Penonton yang mengirimkan peta pun merasa tak enak, “Aku mainnya memang begitu, aku cuma kirim tangkapan layar, masa aku edit gambarnya?”

Gadis Polos dan banyak penonton baru tak percaya. Namun segera muncul komentar penjelas.

“Game ini punya mekanisme, setiap peta ruang bawah tanah selalu acak, pintu masuknya juga acak. Jadi, meski ada pemain lain yang sudah menamatkan, kamu tak bisa meniru cara mereka, karena peta setiap orang berbeda. Gadis Polos, lebih baik kamu cari sendiri satu per satu.”

Mendengar itu, Gadis Polos pun hanya bisa menggigit bibir, dengan kesal berkata, “Hari ini aku harus masuk tingkat kedua ruang bawah tanah! Lihat aku bersihkan semua monster di sini!”

Akhirnya, ia terpaksa menguatkan hati, mulai membasmi satu per satu monster yang kotor, jelek, dan menyeramkan itu.

Benar-benar seperti sedang memainkan game horor.

Sepanjang malam itu, suara teriakan terkejut Gadis Polos akibat monster yang tiba-tiba muncul terdengar di ruang siaran. Tapi segera setelahnya, terdengar juga suara geramnya, “Aku bukan mau membuktikan aku lebih hebat dari siapa pun, aku cuma ingin membuktikan, apa yang pernah hilang dariku, pasti akan kuambil kembali dengan tanganku sendiri. Hari ini, aku harus masuk tingkat kedua ruang bawah tanah!”

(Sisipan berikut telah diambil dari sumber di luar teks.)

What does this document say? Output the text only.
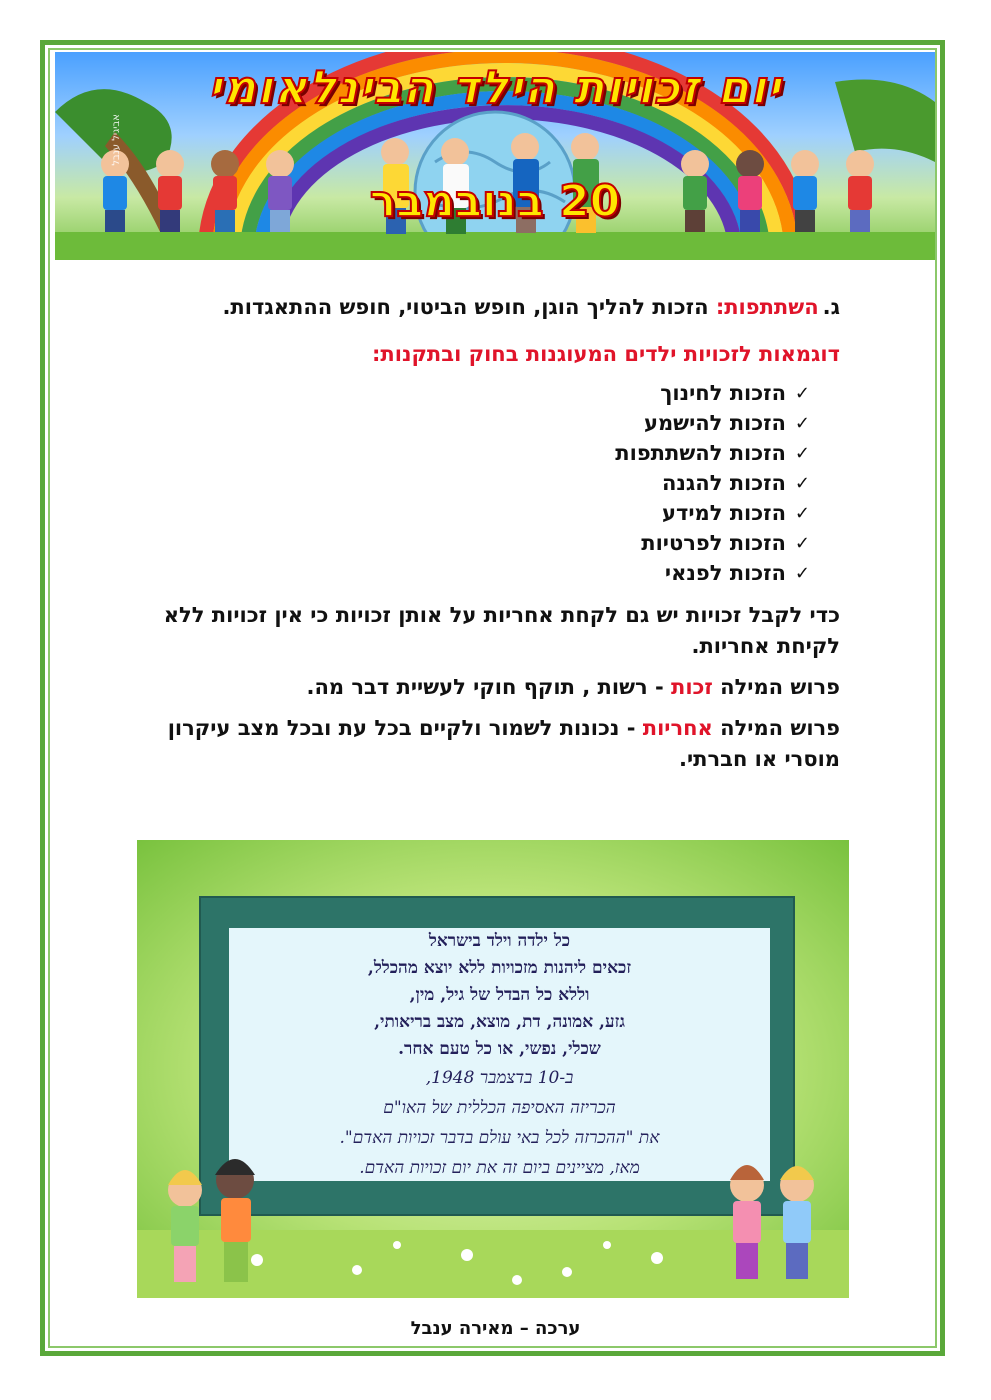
יום זכויות הילד הבינלאומי
20 בנובמבר
אביגיל ענבל
ג.
השתתפות: הזכות להליך הוגן, חופש הביטוי, חופש ההתאגדות.
דוגמאות לזכויות ילדים המעוגנות בחוק ובתקנות:
✓
הזכות לחינוך
✓
הזכות להישמע
✓
הזכות להשתתפות
✓
הזכות להגנה
✓
הזכות למידע
✓
הזכות לפרטיות
✓
הזכות לפנאי
כדי לקבל זכויות יש גם לקחת אחריות על אותן זכויות כי אין זכויות ללא לקיחת אחריות.
פרוש המילה זכות - רשות , תוקף חוקי לעשיית דבר מה.
פרוש המילה אחריות - נכונות לשמור ולקיים בכל עת ובכל מצב עיקרון מוסרי או חברתי.
כל ילדה וילד בישראל
זכאים ליהנות מזכויות ללא יוצא מהכלל,
וללא כל הבדל של גיל, מין,
גזע, אמונה, דת, מוצא, מצב בריאותי,
שכלי, נפשי, או כל טעם אחר.
ב-10 בדצמבר 1948,
הכריזה האסיפה הכללית של האו"ם
את "ההכרזה לכל באי עולם בדבר זכויות האדם".
מאז, מציינים ביום זה את יום זכויות האדם.
ערכה – מאירה ענבל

Seiring berjalannya waktu, jumlah penonton di ruang siarannya pun makin bertambah, hingga akhirnya menembus angka sejuta dan menembus sepuluh besar ruang siaran terpopuler di platform itu!

....

Tanpa terasa, waktu sudah menunjukkan pukul tiga dini hari.

Gadis Polos yang sejak tadi berkonsentrasi, menghela napas panjang, menatap pintu masuk ke tingkat kedua di peta, lalu tersenyum bahagia, “Hahaha. Teman-teman, lihat kan bakat bermainku? Satu malam menamatkan tingkat pertama, sepertinya tak lama lagi aku akan menamatkan game ini!”

“Tak ada yang lebih cepat dariku kan? Hehehe!”